As previously stated, this is one of seven proposals. I hope to provide similar detail in this space for any other developers who are willing to discuss their proposals, so look for that in coming days or weeks. While the timeline for making a decision is a bit vague, it appears that something should be determined by late this fall.


  1. Anonymous says

    While I do think more affordable housing is needed downtown, I honestly think they should turn this into a luxury hotel with four floors of penthouse condos on the top. Someone else proposed that but I don’t remember who. Tourism is growing rapidly in Knoxville and by the time they finish it it would be justified. That and since certai. smaller neighboring cities with an unjustified superiority complex are suddenly getting a Westin I feel like we deserve something of that caliber here.

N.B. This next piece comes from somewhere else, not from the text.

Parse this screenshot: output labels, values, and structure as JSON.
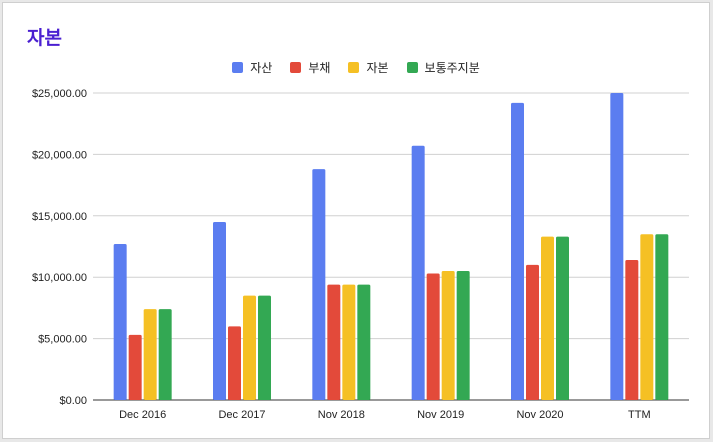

    • I dunno. Downtown already has, what, 7, 8 hotels either now or on the way? Does our downtown really have enough consistent out of town visitors to sustain more than that?

    • If Knoxville wanted to keep pace with that certain smaller city, it should focus not on high end hotels but on spurring New Economy job growth. Downtown North or maybe Sevier Ave. would be excellent locations for Knoxville’s own innovation district.

    • I think that would be a very short-sighted approach considering your idea would mean that there will be 11 hotels in a 1 square mile area. We have luxury accommodations in the Tennessean and the Oliver. Right now, downtown hotel prices range from $110 a night to $3,000 a night. I don’t think we need a Westin to claim we have a luxury hotel. I’m weary about Knoxville becoming too reliant on tourism dollars and ignoring the local economic ecosystem. I’m not saying that tourism isn’t great and we shouldn’t welcome (and encourage) it, but I am saying that it would be great if the people who work downtown on a daily basis could live closer.

      • I couldn’t agree more. While my wife and I live downtown, there are two major hotel developments going on nearby right now, with the Farragut (Hyatt Place) and the double Marriott property on State/Church. If we want to get some of those missing “city amenities”, like a serious grocery that we can walk to, we need more folks living down here. Developing the AJ is another step in that direction.

    • spinetingler says

      Take a lesson from Charleston, SC, and don’t over-hotel and over-luxury-condo.

      No one who works downtown can now afford to live downtown, save for the high-priced attorneys.

      • Dana Self says

        I have a antique bench past down from my great aunt that lived in Knoxville that is from the lobby of the Andrew Johnson Hotel. It is beautiful!

  2. I am so glad the city is committed to letting this building go to a better use than office space. Overtime, I’ve walked up and down the area close to the river and I daydream about the AJ building and the City County Building and think to myself…how and why is it possible that the two BEST river front locations are government buildings? It’s such a shame and a waste! Government buildings could be anywhere in Knox County. They bring no tax benefits to the city by taking up the most valuable real estate and they add even less culture. This is a great start and I hope one day they give up the City County Building as well.

    To the proposal, I love the idea of offering affordable housing. I question it being in this particular building, however. With the views that building is going to have, they would be able to get a really special price in comparison to other buildings downtown. I’m not in real estate, though, so I don’t know for sure.

    I love having this building filled because Main Street and that part of Gay is underutilized and this is the step towards a more complete downtown.

    Now if we can just build a community OVER James White Parkway and turn Henley Street into a smaller road with business on each side, we’ll be there. 🙂

  3. Bob Richards says

    Since it is already owned by Knox County, the default position is to provide affordable housing for people making much less that the $44,800 annual limit. These type of opportunities happen very rarely, and Nashville, TN is an example where the city sold out to the developers. While property and sales tax, along with hotel and motel taxes are great, what would the best common good solution be for this property.